The presumptuousness of it all. On the one hand, the Aristotelian, perhaps evolutionary need to put everything into categories—predator, twilight, edible—on the other, the need to pay homage to the transitive, the flight, the great soup of being in which we actually live. Becoming, Deleuze and Guattari called this flight: becoming-animal, becoming-woman, becoming-molecular. A becoming in which one never becomes, a becoming whose rule is neither evolution nor asymptote but a certain turning, a certain turning inward, turning into my own / turning on in / to my own self / at last / turning out of the / white cage, turning out of the / lady cage / turning at last.

It’s painful for me that I wrote a whole book calling into question identity politics, only then to be constituted as a token of lesbian identity. Either people didn’t really read the book, or the commodification of identity politics is so strong that whatever you write, even when it’s explicitly opposed to that politics, gets taken up by that machinery.

I think Butler is generous to name the diffuse “commodification of identity” as the problem. Less generously, I’d say that the simple fact that she’s a lesbian is so blinding for some, that whatever words come out of her mouth — whatever words come out of the lesbian’s mouth, whatever ideas spout from her head — certain listeners hear only one thing: lesbian, lesbian, lesbian.
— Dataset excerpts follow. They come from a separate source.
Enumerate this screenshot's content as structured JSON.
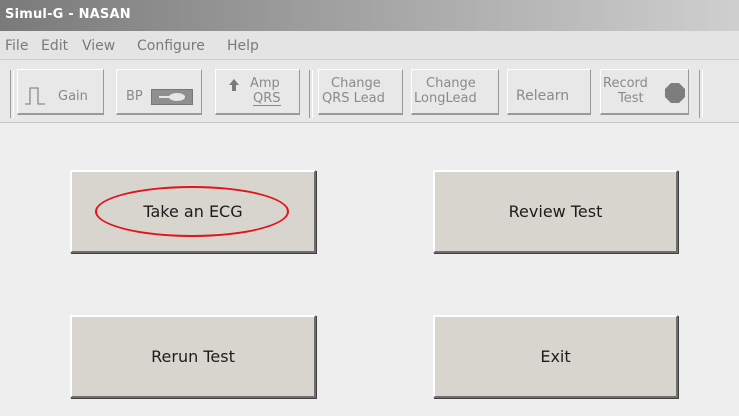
{
  "window": {
    "title": "Simul-G - NASAN"
  },
  "menu": {
    "items": [
      "File",
      "Edit",
      "View",
      "Configure",
      "Help"
    ]
  },
  "toolbar": {
    "gain": "Gain",
    "bp": "BP",
    "amp_line1": "Amp",
    "amp_line2": "QRS",
    "change_qrs_line1": "Change",
    "change_qrs_line2": "QRS Lead",
    "change_long_line1": "Change",
    "change_long_line2": "LongLead",
    "relearn": "Relearn",
    "record_line1": "Record",
    "record_line2": "Test"
  },
  "buttons": {
    "take_ecg": "Take an ECG",
    "review_test": "Review Test",
    "rerun_test": "Rerun Test",
    "exit": "Exit"
  },
  "colors": {
    "annotation_circle": "#e0141a"
  }
}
It’s a quick step from there to discounting the lesbian — or, for that matter, anyone who refuses to slip quietly into a “postracial” future that resembles all too closely the racist past and present — as identitarian, when it’s actually the listener who cannot get beyond the identity that he has imputed to the speaker. Calling the speaker identitarian then serves as an efficient excuse not to listen to her, in which case the listener can resume his role as speaker. And then we can scamper off to yet another conference with a keynote by Jacques Rancière, Alain Badiou, Slavoj Žižek, at which we can meditate on Self and Other, grapple with radical difference, exalt the decisiveness of the Two, and shame the unsophisticated identitarians, all at the feet of yet another great white man pontificating from the podium, just as we’ve done for centuries.

In response to a journalist who asked him to “summarize himself in a nutshell,” John Cage once said, “Get yourself out of whatever cage you find yourself in.” He knew his name was stuck to him, or he was stuck to it. Still, he urges out of it. The Argo’s parts may get replaced, but it’s still called the Argo. We may become more used to jumping into flight, but that doesn’t mean we have done with all perches. We ought to say a feeling of and, a feeling of if, a feeling of but, and a feeling of by, quite as readily as we say a feeling of blue or a feeling of cold. We ought to, but we don’t — or at least, we don’t quite as readily. But the more you do, the more quickly you can recognize the feeling when it comes around again, and hopefully you won’t need to stare as long.